Von Peter Hossli
Heute wählen die USA ihren Präsidenten. Zu Ende geht der teuerste amerikanische Wahlkampf der Geschichte – und einer der farblosesten. Keiner der beiden Kandidaten war in der Lage, Amerika wirklich zu begeistern. Es fehlten Höhe- wie Tiefpunkte.
Verschwunden ist die Euphorie für Barack Obama (51) von 2008. Selbst in den Wahlkampfbüros der Demokraten ist keine echte Begeisterung spürbar.
Viele Republikaner in Texas, in Ohio und New York beschreiben Mitt Romney (65) als «den Besseren der beiden». Sie sagen: «Amerika braucht einen Geschäftsmann, um voranzukommen.» Leidenschaftliche Argumente sind auch das nicht.
Echte Visionen für die USA hatten weder Romney noch Obama zu bieten. Wett machten sie es mit Eifer. Nie hielten Kandidaten mehr Reden als bei dieser Wahl – ohne allzu viel zu sagen.
Allein gestern hetzte Romney von Florida nach Virginia, von New Hampshire nach Ohio, küsste Babys, schüttelte Hände – und beschimpfte den Präsidenten. «Er hat euch im Stich gelassen», sagte Romney. «Obama hat sich mehr für liberale Ideologie interessiert als für die Wirtschaft der USA.» Platt sein Rezept: «Amerika braucht mehr Jobs.» Heute reist er nach Ohio und Pennsylvania, bevor er die Wahlnacht in Boston verbringt. Normalerweise halten Kandidaten am Wahltag keine Reden mehr.
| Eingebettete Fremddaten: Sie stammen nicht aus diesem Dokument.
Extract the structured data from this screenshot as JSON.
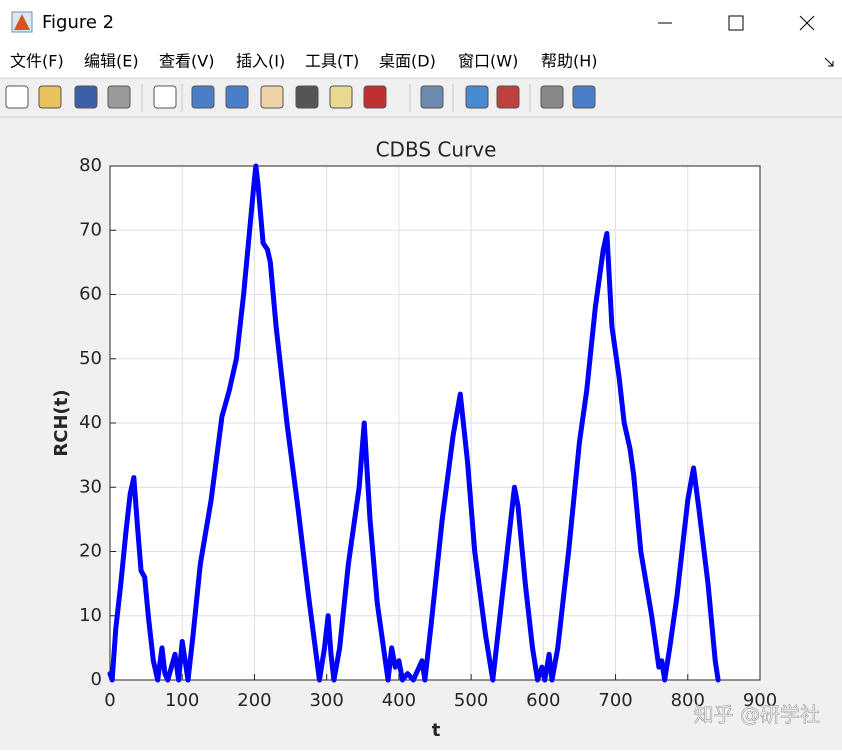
{
  "window": {
    "title": "Figure 2",
    "menu": [
      "文件(F)",
      "编辑(E)",
      "查看(V)",
      "插入(I)",
      "工具(T)",
      "桌面(D)",
      "窗口(W)",
      "帮助(H)"
    ]
  },
  "chart_data": {
    "type": "line",
    "title": "CDBS Curve",
    "x_label": "t",
    "y_label": "RCH(t)",
    "x": [
      0,
      3,
      8,
      15,
      22,
      28,
      33,
      38,
      43,
      48,
      53,
      60,
      66,
      72,
      76,
      80,
      85,
      90,
      95,
      100,
      104,
      108,
      115,
      125,
      140,
      155,
      165,
      175,
      185,
      195,
      200,
      202,
      205,
      212,
      218,
      222,
      230,
      245,
      260,
      275,
      290,
      297,
      302,
      306,
      310,
      318,
      330,
      345,
      352,
      360,
      370,
      385,
      390,
      395,
      400,
      405,
      412,
      420,
      428,
      432,
      436,
      445,
      460,
      475,
      485,
      495,
      505,
      520,
      530,
      540,
      550,
      560,
      565,
      575,
      585,
      592,
      598,
      602,
      608,
      612,
      620,
      635,
      650,
      660,
      672,
      683,
      688,
      695,
      705,
      712,
      720,
      725,
      735,
      750,
      760,
      764,
      768,
      775,
      785,
      800,
      808,
      815,
      828,
      838,
      842
    ],
    "values": [
      1,
      0,
      8,
      15,
      23,
      29,
      31.5,
      24,
      17,
      16,
      10,
      3,
      0,
      5,
      1,
      0,
      2,
      4,
      0,
      6,
      3,
      0,
      7,
      18,
      28,
      41,
      45,
      50,
      60,
      72,
      78,
      80,
      77,
      68,
      67,
      65,
      55,
      40,
      27,
      13,
      0,
      5,
      10,
      4,
      0,
      5,
      18,
      30,
      40,
      25,
      12,
      0,
      5,
      2,
      3,
      0,
      1,
      0,
      2,
      3,
      0,
      9,
      25,
      38,
      44.5,
      34,
      20,
      7,
      0,
      10,
      20,
      30,
      27,
      15,
      5,
      0,
      2,
      0,
      4,
      0,
      5,
      20,
      37,
      45,
      58,
      67,
      69.5,
      55,
      47,
      40,
      36,
      32,
      20,
      10,
      2,
      3,
      0,
      5,
      13,
      28,
      33,
      27,
      15,
      3,
      0
    ],
    "color": "#0000ff",
    "xlim": [
      0,
      900
    ],
    "ylim": [
      0,
      80
    ],
    "xticks": [
      0,
      100,
      200,
      300,
      400,
      500,
      600,
      700,
      800,
      900
    ],
    "yticks": [
      0,
      10,
      20,
      30,
      40,
      50,
      60,
      70,
      80
    ],
    "grid": true
  },
  "watermark": "知乎 @研学社"
}
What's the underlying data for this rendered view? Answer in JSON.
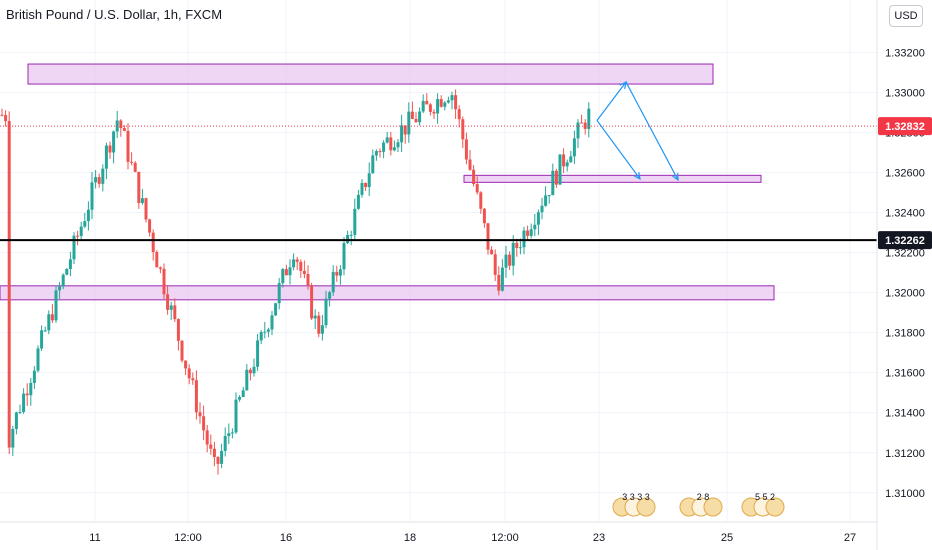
{
  "header": {
    "title": "British Pound / U.S. Dollar, 1h, FXCM",
    "currency_button": "USD"
  },
  "colors": {
    "up": "#26a69a",
    "down": "#ef5350",
    "zone_fill": "#e9c8f0",
    "zone_border": "#9c27b0",
    "projection": "#2196f3",
    "current_price_badge": "#f23645",
    "horizontal_line": "#000000"
  },
  "chart_data": {
    "type": "candlestick",
    "symbol": "British Pound / U.S. Dollar",
    "interval": "1h",
    "source": "FXCM",
    "x_tick_labels": [
      "11",
      "12:00",
      "16",
      "18",
      "12:00",
      "23",
      "25",
      "27"
    ],
    "y_ticks": [
      "1.33200",
      "1.33000",
      "1.32800",
      "1.32600",
      "1.32400",
      "1.32200",
      "1.32000",
      "1.31800",
      "1.31600",
      "1.31400",
      "1.31200",
      "1.31000"
    ],
    "ylim": [
      1.30904,
      1.33352
    ],
    "current_price": {
      "value": 1.32832,
      "label": "1.32832"
    },
    "horizontal_line": {
      "value": 1.32262,
      "label": "1.32262"
    },
    "resistance_zone": {
      "y_low": 1.33042,
      "y_high": 1.33142
    },
    "middle_zone": {
      "y_low": 1.32551,
      "y_high": 1.32586
    },
    "support_zone": {
      "y_low": 1.31964,
      "y_high": 1.32034
    },
    "key_points": [
      {
        "time": "10th",
        "price": 1.31259
      },
      {
        "time": "11th",
        "price": 1.32877
      },
      {
        "time": "15th",
        "price": 1.31109
      },
      {
        "time": "16th",
        "price": 1.32228
      },
      {
        "time": "16th-17th",
        "price": 1.31809
      },
      {
        "time": "17th-18th",
        "price": 1.32706
      },
      {
        "time": "19th",
        "price": 1.33018
      },
      {
        "time": "19th-20th",
        "price": 1.32051
      },
      {
        "time": "22nd",
        "price": 1.32888
      }
    ],
    "projection_path": [
      {
        "price": 1.3286
      },
      {
        "price": 1.33052
      },
      {
        "price": 1.32563
      }
    ],
    "event_markers": [
      {
        "label": "3 3 3 3"
      },
      {
        "label": "2 8"
      },
      {
        "label": "5 5 2"
      }
    ]
  }
}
Obama jettete gestern von Wisconsin nach Iowa und Ohio. «Wir haben viele Fortschritte gemacht, Osama Bin Laden getötet, die Mittelklasse gestärkt, uns von der Krise erholt», so Obama. Und: «Der Kampf geht weiter, wir haben noch viel vor.»
An Bord der Air Force One flog Rocker Bruce Springsteen (63) mit. Mit hochgekrempelten Ärmeln gab der «The Boss» genannte Musiker vor jedem Auftritt Obamas ein kurzes Konzert. «Ihr seid sicher wegen Bruce und nicht wegen mir gekommen», witzelte Obama.
Abends kam der Präsident in seiner Heimatstadt Chicago an, wo er die Wahlnacht verbringt.
Stimmen die letzten Umfragen, schläft der Präsident ruhig. Zwar liegt Obama national gleichauf mit Romney. In wahlentscheidenden Staaten aber führt er. Zudem stehen mehr unabhängige Wähler hinter ihm.
Wie so oft am Schluss von US-Wahlen häuften sich gestern Meldungen über Ungereimtheiten. Insbesondere Republikaner sollen Wähler in Wackelstaaten eingeschüchtert haben. «Es ist schrecklich, wie die Demokratie untergraben wird», sagt Drehbuchautor Jonathan Stein. Er wählt in Pennsylvania. «So aggressiv wie dieses Jahr habe ich das noch nie erlebt.»
Die Demokraten haben bereits etliche Klagen eingereicht. Wird es knapp, dürfte sich das amtliche Ergebnis verzögern.
Erste Resultate sind morgen nach zwei Uhr Schweizer Zeit zu erwarten. Wer in Ohio und Florida siegreich war, wird gegen sechs Uhr bekannt sein. Nicht ausgeschlossen ist ein Unentschieden – wenn beide Kandidaten je 269 Elektorenstimmen holen. Dann müsste Romney mit Vizepräsident Joe Biden die Regierung bilden.
Sind die Wahlen vorbei, gilt die Aufmerksamkeit wieder den Nachwehen von Orkan Sandy. Viel zu langsam erholen sich New York und New Jersey. 1,4 Millionen Menschen haben nach wie vor keinen Strom. Morgen Mittwoch zieht ein neuer, eisiger Sturm auf. Dabei stehen noch immer Tausende Keller unter Wasser, sind ganze Hochhäuser unbewohnbar. 40 000 New Yorker sollen obdachlos sein. Sporadisch fahren Züge und Busse. Polizisten bewachen Tankstellen.
Nach einer Woche Zwangsferien öffneten gestern 94 Prozent der Schulen. Obwohl einige Schulhäuser ohne Heizung auskommen müssen. Bürgermeister Michael Bloomberg riet Eltern, ihren Kindern warme Pullover anzuziehen.